|Texas A&M University
|Full text PDF:
We develop a new way of thinking about and integrating gene expression data (continuous) and genomic information data (binary) by jointly compressing the two data sets and embedding their signals in low dimensional feature spaces with an information sharing mechanism, which connects the continuous data to the binary data, under the penalized log-likelihood framework. In particular, the continuous data are modeled by a Gaussian likelihood and the binary data are modeled by a Bernoulli likelihood which is formed by transforming the feature space of the genomic information with a logit link.
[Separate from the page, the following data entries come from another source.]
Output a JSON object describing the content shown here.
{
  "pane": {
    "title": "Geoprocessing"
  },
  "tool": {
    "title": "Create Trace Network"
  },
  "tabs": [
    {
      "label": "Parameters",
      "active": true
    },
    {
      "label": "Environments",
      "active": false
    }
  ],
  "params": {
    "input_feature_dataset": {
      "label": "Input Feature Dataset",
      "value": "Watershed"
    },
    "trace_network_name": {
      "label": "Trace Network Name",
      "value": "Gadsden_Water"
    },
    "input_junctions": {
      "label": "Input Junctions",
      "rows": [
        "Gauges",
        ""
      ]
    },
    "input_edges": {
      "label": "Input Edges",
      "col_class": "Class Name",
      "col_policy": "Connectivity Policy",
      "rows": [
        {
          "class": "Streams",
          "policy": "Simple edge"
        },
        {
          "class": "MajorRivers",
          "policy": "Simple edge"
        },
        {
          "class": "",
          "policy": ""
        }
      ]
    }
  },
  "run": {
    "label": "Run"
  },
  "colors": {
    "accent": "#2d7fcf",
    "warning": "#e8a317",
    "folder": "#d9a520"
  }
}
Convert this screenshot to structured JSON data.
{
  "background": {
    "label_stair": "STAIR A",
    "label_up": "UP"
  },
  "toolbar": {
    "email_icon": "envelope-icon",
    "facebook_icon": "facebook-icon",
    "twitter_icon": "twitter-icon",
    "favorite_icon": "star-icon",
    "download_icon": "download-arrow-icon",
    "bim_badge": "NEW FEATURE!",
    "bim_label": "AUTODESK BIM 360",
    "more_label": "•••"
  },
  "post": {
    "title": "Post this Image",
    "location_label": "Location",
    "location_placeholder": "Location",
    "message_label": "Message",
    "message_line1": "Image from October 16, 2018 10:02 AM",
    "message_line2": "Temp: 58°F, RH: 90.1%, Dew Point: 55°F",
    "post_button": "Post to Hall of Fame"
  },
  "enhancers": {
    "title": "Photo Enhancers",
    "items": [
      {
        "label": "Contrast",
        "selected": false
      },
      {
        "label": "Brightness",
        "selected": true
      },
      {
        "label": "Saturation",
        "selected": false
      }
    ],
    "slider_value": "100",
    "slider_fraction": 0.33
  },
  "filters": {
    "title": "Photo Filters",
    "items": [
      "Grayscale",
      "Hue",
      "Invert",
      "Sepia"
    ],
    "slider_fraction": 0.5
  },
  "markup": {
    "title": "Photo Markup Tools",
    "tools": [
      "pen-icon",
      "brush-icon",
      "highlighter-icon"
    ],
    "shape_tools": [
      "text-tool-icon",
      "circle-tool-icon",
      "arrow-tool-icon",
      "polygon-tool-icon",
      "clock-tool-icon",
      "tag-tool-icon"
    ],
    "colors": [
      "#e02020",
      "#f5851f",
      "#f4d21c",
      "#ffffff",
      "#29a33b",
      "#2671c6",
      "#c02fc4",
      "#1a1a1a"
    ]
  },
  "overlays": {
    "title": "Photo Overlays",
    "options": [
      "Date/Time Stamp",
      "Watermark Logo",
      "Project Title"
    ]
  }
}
The smoothly clipped absolute deviation (SCAD) penalty, is added on the basis vectors of the low dimensional feature spaces for both data sets, which is based on the assumption that only a small set of genetic variants are associated with a small fraction of gene expression and the fact that those basis vectors can be interpreted as weights assigned on the genetic variants and gene expression similar to the way the loading vectors of principal component analysis (PCA) or canonical correlation analysis (CCA) are interpreted. Algorithmically, a Majorization-Minimization (MM) algorithm with local linear approximation (LLA) to SCAD penalty is developed to effectively and efficiently solve the optimization problem involved, which produces closed-form updating rules. The effectiveness of our method is demonstrated by simulations in various setups with comparisons to some popular competing methods and an application to eQTL mapping with real data.